Listen up!  Listen here.  Would you just listen!  How many times have we heard these words coming from parents, coaches, teachers, spouses, and bosses over the course of our lifetimes?  I would guess this number far outweighs the number of times someone has thanked us for taking the time to listen.  In the midst of casual conversation we often find our mind drifting to a different focus.  Worse yet, in an argument we are often considering what we want to say next instead of listening to the other person.  When caught not listening, often we get the dreaded question: what did I just say?

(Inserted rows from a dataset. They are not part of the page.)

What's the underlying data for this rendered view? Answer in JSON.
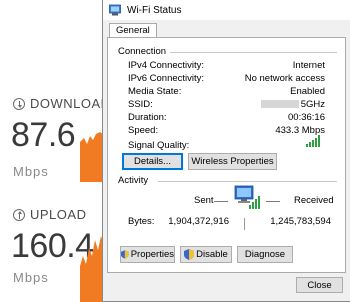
{
  "speedtest": {
    "download": {
      "label": "DOWNLOAD",
      "value": "87.6",
      "unit": "Mbps",
      "fill_fraction": 0.6
    },
    "upload": {
      "label": "UPLOAD",
      "value": "160.4",
      "unit": "Mbps",
      "fill_fraction": 0.85
    },
    "accent_color": "#f07b23"
  },
  "dialog": {
    "title": "Wi-Fi Status",
    "tab": "General",
    "connection": {
      "title": "Connection",
      "rows": [
        {
          "label": "IPv4 Connectivity:",
          "value": "Internet"
        },
        {
          "label": "IPv6 Connectivity:",
          "value": "No network access"
        },
        {
          "label": "Media State:",
          "value": "Enabled"
        },
        {
          "label": "SSID:",
          "value": "5GHz"
        },
        {
          "label": "Duration:",
          "value": "00:36:16"
        },
        {
          "label": "Speed:",
          "value": "433.3 Mbps"
        }
      ],
      "signal_quality_label": "Signal Quality:",
      "signal_bars": 5
    },
    "buttons": {
      "details": "Details...",
      "wireless_properties": "Wireless Properties",
      "properties": "Properties",
      "disable": "Disable",
      "diagnose": "Diagnose",
      "close": "Close"
    },
    "activity": {
      "title": "Activity",
      "sent_label": "Sent",
      "received_label": "Received",
      "bytes_label": "Bytes:",
      "bytes_sent": "1,904,372,916",
      "bytes_received": "1,245,783,594"
    }
  }
}
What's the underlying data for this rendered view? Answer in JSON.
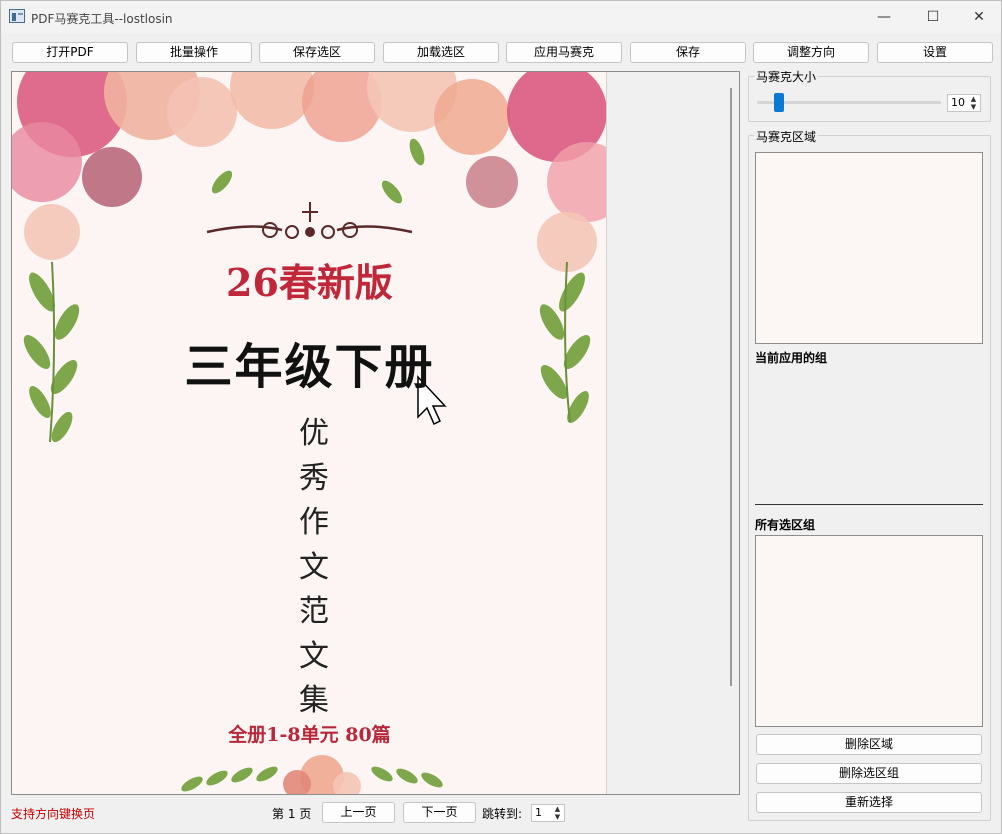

I think Jesus often felt this way with the disciples.  So often it seems they just do not get what seems so simple to understand.  Must not be listening!  It is no wonder that God’s instructions to Peter, James, and John is to listen to Jesus.  His instructions to us are the same.  Just listen.  How often do we hear or read the Word but don’t really listen to them?  When we listen to them they take root in our lives and cause growth to occur.

God is always trying to speak into our lives.  Whether through the Bible, the message given on a Sunday morning, the wise words of a friend or mentor, or through the whisper of the Holy Spirit, He is always speaking into our lives.  And just as in all other conversations, the key is to really focus in and understand what God is saying to each of us.

Where is God calling you?  How is He speaking into your life?  What direction is He guiding you?  What does He want you to do for Him?  May our ears be open, our minds tuned in, and our heart be welcoming to all that God had for us this day.